Per questo mi pare che quella data tragica della storia della nostra fragile democrazia, il 28 maggio 1974, gli appartenga. Manlio Milani ha mantenuto la barra ferma, rimettendo sempre insieme i cocci di una tragedia che si era infranta contro connivenze, complicità, opportunità politiche. E lui paziente, indomabile, anno dopo anno.

Dopo quel tragico giorno lo incontrai per un’intervista sull’Unità, nel gennaio del 1993. Paziente, gentile, disponibile, mi offrì un quadro preciso dell’inchiesta, degli errori, dei depistaggi. Mi disse che l’oblio non è il frutto della distanza temporale, ma la mancata individuazione dei responsabili. Mi raccontò di come fosse riuscito, con l’aiuto degli affetti familiari, a ricostruirsi una nuova vita. Il nostro dialogo si concluse con queste sue parole: «Non ho mai cercato colpevoli a tutti i costi, ma solo la verità».

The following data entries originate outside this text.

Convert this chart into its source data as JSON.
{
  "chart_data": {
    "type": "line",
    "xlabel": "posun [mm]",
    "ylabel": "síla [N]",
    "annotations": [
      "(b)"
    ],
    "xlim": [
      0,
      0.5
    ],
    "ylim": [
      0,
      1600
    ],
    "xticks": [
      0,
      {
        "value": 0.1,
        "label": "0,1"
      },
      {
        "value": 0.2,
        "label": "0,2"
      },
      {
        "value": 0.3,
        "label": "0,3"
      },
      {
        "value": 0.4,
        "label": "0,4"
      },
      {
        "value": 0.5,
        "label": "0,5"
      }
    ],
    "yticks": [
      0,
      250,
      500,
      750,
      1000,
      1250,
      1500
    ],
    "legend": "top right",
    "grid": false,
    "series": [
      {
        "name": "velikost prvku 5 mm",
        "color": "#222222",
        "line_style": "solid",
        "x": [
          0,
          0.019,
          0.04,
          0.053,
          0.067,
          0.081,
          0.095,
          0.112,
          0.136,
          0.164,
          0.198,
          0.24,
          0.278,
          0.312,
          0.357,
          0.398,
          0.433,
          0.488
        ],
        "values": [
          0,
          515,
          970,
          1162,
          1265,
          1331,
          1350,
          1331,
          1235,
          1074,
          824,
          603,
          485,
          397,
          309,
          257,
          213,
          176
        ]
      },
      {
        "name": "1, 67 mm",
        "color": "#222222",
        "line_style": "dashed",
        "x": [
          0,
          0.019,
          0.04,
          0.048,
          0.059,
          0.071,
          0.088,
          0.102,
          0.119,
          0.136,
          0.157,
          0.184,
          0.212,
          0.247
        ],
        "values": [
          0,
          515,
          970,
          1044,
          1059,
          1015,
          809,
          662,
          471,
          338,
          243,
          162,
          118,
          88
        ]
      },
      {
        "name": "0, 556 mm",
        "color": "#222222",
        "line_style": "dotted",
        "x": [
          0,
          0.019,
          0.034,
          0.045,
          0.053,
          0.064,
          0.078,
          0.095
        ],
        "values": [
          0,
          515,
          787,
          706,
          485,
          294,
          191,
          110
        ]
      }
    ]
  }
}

Alla fine mi ringraziò. Grazie? Ero io, in realtà, eravamo noi tutti a dovergli dire grazie. Mentre gli stringevo la mano, non potei fare a meno di notare che quel volto, certo sorridente, aveva in sé, immutati, lo strazio e la malinconia che per un istante avevo letto nel viso dell’uomo in piazza chino sul suo immenso dolore.

Non so se mai avremo occasione di rivederci, ma sento di dovere un tributo a chi anche oggi non chiude la porta agli assassini di sua moglie («se vorranno parlare con me io ci sarò») e che ha commentato l’ultima sentenza con parole tanto semplici quanto ricche di dignità: «ora la mia vita ha un senso».

Manlio Milani in novembre compirà 80 anni. Il meno che possa fare, da cittadino qualunque, è di unirmi a quanti hanno inviato una petizione al capo dello Stato per nominarlo senatore a vita, a chi la vita l’ha spesa cercando verità e giustizia e onorando con il proprio comportamento la democrazia.